Kijimadairakanko Inc.

 

On April 3, 2023, the Company acquired 100% equity interest of Kijimadairakanko Inc. (“Kijima”), a company operating ski resorts and tourism-related business, with a cash consideration of JPY1,026,152 ($7,029). Meanwhile, the Company’s preexisting loans of JPY103,000,000 ($705,528) to Kijima were considered effectively settled upon the acquisition.
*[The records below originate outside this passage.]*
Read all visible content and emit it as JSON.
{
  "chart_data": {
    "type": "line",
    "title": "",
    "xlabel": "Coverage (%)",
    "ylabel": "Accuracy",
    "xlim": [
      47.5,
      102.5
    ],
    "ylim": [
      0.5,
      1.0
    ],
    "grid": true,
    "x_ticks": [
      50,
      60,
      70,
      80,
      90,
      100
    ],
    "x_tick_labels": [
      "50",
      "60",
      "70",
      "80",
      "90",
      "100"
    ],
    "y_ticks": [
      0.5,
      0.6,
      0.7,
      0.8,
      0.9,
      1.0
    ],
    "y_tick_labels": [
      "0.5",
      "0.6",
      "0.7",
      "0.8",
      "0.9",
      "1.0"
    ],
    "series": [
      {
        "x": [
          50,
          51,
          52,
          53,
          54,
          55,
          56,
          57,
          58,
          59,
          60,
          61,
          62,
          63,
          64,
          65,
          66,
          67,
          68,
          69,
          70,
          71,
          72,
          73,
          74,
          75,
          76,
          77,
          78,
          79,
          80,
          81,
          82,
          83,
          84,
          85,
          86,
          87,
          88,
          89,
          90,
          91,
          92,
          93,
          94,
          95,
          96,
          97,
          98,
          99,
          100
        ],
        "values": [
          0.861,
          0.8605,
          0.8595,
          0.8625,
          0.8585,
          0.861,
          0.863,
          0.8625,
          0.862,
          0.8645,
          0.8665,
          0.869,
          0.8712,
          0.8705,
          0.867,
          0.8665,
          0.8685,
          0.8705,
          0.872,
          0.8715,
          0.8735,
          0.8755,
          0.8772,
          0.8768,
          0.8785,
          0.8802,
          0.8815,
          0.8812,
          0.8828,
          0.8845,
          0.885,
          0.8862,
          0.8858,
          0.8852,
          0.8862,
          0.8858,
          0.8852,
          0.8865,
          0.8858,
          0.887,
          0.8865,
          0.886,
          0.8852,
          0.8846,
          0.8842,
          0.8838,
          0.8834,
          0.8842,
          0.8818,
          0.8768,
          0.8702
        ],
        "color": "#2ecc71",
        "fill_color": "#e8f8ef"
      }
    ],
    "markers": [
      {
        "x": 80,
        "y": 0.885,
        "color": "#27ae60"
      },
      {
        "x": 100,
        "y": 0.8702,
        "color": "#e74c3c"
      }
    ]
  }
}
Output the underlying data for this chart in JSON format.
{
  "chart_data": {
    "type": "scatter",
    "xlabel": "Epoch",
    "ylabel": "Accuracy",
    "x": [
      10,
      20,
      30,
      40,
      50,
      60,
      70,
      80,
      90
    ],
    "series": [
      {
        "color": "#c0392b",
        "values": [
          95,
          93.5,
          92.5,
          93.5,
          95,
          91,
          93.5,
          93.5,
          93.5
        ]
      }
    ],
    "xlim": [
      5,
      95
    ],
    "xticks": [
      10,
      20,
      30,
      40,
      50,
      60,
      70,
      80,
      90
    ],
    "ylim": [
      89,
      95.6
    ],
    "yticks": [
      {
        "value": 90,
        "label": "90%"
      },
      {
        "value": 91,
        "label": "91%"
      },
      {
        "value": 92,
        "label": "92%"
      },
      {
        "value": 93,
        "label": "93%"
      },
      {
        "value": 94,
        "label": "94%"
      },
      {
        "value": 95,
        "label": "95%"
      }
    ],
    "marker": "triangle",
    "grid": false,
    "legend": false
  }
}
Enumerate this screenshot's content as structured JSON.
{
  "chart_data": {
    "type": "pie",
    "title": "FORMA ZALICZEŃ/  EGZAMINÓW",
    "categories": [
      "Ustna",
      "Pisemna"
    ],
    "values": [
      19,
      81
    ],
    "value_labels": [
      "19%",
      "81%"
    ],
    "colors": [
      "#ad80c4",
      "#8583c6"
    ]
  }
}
The settlement amount was included in the total purchase consideration summarized as follows:

 

      
Cash consideration  $7,029 
Effective settlement of preexisting loans   705,528 
Total consideration  $712,557 

 

The following table summarizes the amounts for the Kijima acquisition which were allocated to the fair value of aggregated net assets acquired:

 

      
Cash and cash equivalents  $729,580 
Accounts receivable   36,389 
Inventories   17,636 
Prepaid expenses and other current assets   5,717 
Property and equipment, net   889,397 
Other assets   30,983 
Accounts payable   (143,340)
Advances from customers   (647,061)
Income tax payable   (1,250)
Long-term loans   (205,494)
Net assets acquired  $712,557 

 

The assets in the purchase price allocation are stated at fair value based on estimates of fair value using available information and making assumptions management believes are reasonable.

 

The results of operations, financial position and cash flows of Kijima have been included in the Company’s consolidated financial statements since the date of acquisition.